The Burns Building is a historic six-story building located in downtown Calgary, Alberta. It sits at 237 8 Avenue SE on the end of Stephen Avenue overlooking Olympic Plaza and City Hall.

==History==
The building was commissioned by meat baron Pat Burns as the corporate headquarters and flagship market for his empire, Burns Foods. Burns bought the property around 1909 but excavation did not begin until the fall of 1911. Construction commenced in April 1912. 1913 was a big year for building in Calgary. The Palliser Hotel, Lancaster Block, Canada Life Building and the Hudson's Bay store were built. The Herald Building (demolished in 1972 and now the site of the Len Werry Building) was also under construction.

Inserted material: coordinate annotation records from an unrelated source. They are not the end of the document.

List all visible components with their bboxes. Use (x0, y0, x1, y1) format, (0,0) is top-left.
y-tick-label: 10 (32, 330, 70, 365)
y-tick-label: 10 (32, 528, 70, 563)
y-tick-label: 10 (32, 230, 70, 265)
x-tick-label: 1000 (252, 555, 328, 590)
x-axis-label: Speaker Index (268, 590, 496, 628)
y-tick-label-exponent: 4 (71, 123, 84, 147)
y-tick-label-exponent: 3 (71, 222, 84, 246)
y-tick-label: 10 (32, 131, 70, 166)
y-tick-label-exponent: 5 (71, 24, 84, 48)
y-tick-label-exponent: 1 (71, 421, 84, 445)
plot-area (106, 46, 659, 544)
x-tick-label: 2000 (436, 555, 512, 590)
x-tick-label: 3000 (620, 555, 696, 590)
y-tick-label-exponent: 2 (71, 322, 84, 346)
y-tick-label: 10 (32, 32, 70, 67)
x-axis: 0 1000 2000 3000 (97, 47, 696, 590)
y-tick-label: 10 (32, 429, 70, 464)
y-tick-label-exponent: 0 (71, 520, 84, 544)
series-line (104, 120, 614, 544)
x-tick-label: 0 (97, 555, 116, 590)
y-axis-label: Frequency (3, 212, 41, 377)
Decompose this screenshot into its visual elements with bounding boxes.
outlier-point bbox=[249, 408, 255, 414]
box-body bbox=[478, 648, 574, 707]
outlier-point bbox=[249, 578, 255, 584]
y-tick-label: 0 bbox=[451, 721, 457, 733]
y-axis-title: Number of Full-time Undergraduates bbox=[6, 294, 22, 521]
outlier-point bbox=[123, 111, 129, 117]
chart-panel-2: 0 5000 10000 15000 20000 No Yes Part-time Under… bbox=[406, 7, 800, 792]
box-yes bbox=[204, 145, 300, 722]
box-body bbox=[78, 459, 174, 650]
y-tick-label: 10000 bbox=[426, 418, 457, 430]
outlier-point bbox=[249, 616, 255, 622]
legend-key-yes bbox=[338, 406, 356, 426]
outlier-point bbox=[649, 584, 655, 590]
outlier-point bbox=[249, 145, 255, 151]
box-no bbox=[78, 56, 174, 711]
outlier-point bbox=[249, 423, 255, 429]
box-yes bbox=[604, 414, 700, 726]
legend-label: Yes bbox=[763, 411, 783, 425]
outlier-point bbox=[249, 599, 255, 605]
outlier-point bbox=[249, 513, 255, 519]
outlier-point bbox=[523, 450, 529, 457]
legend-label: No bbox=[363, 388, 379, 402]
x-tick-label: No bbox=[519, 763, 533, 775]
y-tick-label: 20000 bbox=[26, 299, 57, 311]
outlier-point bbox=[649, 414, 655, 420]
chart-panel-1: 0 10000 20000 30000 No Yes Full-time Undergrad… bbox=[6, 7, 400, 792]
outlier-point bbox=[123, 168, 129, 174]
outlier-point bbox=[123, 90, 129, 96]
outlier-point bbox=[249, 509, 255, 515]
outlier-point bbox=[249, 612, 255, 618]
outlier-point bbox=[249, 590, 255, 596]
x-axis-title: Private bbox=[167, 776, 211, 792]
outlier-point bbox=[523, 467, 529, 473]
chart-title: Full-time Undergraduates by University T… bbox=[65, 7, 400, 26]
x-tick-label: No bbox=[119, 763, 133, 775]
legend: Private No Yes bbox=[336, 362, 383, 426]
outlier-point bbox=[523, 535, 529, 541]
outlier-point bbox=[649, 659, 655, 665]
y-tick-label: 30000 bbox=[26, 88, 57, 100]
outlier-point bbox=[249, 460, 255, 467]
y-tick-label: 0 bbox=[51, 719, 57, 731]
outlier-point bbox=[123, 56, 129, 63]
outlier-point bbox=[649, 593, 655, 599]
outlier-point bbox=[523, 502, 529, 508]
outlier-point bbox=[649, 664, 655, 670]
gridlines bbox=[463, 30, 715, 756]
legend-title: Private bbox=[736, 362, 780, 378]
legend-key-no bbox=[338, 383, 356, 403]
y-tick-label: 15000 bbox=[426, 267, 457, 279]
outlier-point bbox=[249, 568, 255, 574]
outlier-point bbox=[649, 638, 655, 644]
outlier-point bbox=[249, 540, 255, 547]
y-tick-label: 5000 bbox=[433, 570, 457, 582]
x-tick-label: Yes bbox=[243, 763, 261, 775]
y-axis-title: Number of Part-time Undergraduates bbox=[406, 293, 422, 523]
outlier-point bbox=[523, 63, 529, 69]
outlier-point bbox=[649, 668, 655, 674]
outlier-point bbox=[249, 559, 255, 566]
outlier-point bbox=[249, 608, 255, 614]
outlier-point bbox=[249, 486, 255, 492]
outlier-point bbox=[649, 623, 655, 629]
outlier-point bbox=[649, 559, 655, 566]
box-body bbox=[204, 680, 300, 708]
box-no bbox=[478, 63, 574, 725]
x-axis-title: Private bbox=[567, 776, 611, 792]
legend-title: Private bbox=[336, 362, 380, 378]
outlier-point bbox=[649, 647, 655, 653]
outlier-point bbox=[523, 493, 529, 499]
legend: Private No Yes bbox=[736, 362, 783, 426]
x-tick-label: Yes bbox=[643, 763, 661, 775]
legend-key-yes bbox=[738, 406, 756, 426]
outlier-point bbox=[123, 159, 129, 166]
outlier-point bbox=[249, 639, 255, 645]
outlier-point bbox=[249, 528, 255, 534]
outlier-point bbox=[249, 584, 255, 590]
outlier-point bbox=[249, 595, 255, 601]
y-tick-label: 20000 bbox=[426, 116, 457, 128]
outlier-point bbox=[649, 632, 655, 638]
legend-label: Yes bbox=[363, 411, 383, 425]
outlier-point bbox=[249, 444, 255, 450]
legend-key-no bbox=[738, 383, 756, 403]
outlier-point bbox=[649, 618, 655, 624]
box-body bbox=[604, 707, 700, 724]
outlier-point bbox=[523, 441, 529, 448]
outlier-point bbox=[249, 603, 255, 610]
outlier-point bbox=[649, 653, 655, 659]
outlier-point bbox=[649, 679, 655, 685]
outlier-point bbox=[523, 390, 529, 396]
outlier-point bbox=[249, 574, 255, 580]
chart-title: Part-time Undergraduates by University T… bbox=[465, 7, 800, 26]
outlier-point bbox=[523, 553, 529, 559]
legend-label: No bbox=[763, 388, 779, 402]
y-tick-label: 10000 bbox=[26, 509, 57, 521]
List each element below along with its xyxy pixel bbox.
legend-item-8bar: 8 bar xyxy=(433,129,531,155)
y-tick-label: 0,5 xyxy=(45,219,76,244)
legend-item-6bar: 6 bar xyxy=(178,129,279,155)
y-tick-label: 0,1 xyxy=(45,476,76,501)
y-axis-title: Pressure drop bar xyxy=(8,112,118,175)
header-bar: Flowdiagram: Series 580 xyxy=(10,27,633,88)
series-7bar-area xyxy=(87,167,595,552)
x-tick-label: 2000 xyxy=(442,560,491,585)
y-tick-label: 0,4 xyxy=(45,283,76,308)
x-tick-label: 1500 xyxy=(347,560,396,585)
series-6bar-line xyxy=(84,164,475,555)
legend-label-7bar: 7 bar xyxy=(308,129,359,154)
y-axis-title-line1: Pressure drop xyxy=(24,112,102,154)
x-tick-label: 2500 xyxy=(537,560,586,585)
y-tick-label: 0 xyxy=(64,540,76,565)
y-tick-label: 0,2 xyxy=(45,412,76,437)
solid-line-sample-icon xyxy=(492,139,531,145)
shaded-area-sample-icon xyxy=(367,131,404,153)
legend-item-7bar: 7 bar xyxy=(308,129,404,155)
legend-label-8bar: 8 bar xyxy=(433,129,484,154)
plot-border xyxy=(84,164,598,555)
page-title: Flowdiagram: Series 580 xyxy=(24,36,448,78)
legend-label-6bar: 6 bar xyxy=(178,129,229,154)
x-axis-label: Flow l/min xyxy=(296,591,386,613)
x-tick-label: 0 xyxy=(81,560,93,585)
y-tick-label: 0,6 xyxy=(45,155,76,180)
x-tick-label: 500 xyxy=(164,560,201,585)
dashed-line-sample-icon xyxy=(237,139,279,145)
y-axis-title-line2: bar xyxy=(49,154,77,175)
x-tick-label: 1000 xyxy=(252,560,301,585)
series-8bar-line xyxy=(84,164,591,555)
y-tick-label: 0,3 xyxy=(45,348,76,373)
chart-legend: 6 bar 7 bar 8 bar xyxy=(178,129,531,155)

In 1923 Pat Burns exchanged the building for the Glengarry Ranch.

==Original use==
The ground level provided retail space for Burns' retail meat market. The 130 ft long market hall featured twelve 25 ft high Doric marble columns. Burns leased out the remaining 35000 sqft of office space to a wide variety of tenants. Historian Hugh Dempsey wrote, "the list of businesses which occupied the Patrick Burns Building…reads like a corporate Who's Who." Calgary Power, Alberta Investment and Insurance Brokers, Rocky Mountain Cement and a variety of dentists, doctors, lawyers, realtors, insurance agents and accountants were among the first tenants.

==Architecture==

The building was built in the style of Edwardian Classical. The exterior features Lions' heads and other ornamental mouldings sculptured in the surface of the terracotta. Inside white and green Italian marble was used to finish the main stairways and corridors. The building included modern conveniences like steam heating and ventilation. In addition to electricity, each office was equipped with natural gas lighting.

Between 1981 and 1984 the building underwent extensive renovations designed by architects A.J. Diamond and Partners with Carruthers and McCullum.

==Historic status==
Around 1980 the demolition of the Burns building became a possibility when it was proposed that the property it sat on was needed for the construction of the Calgary Centre for the Performing Arts. In a June 1980 report the situation was clearly outlined. "Our [the city's] urban planning consultants (Hanen and Moriyama) have recommended that two heritage buildings in this block be preserved, namely the Calgary Public Building and the Burns Building. At the time of the recommendation it was thought possible to fit the necessary concert halls and theatres in and around the two old buildings. A more detailed study by the architects for the performing arts group [Stevenson Raines] and their theatre consultants has indicated that while this can be done, a better result can be achieved if the land under the Burns Building were to be available for performing arts purposes." Ultimately the demolition proposal was defeated by one City Council vote. The Burns Building, like the Public Building was saved and incorporated into the design of Performing Arts Centre.

In 1987 it was officially designated a Provincial Heritage Resource.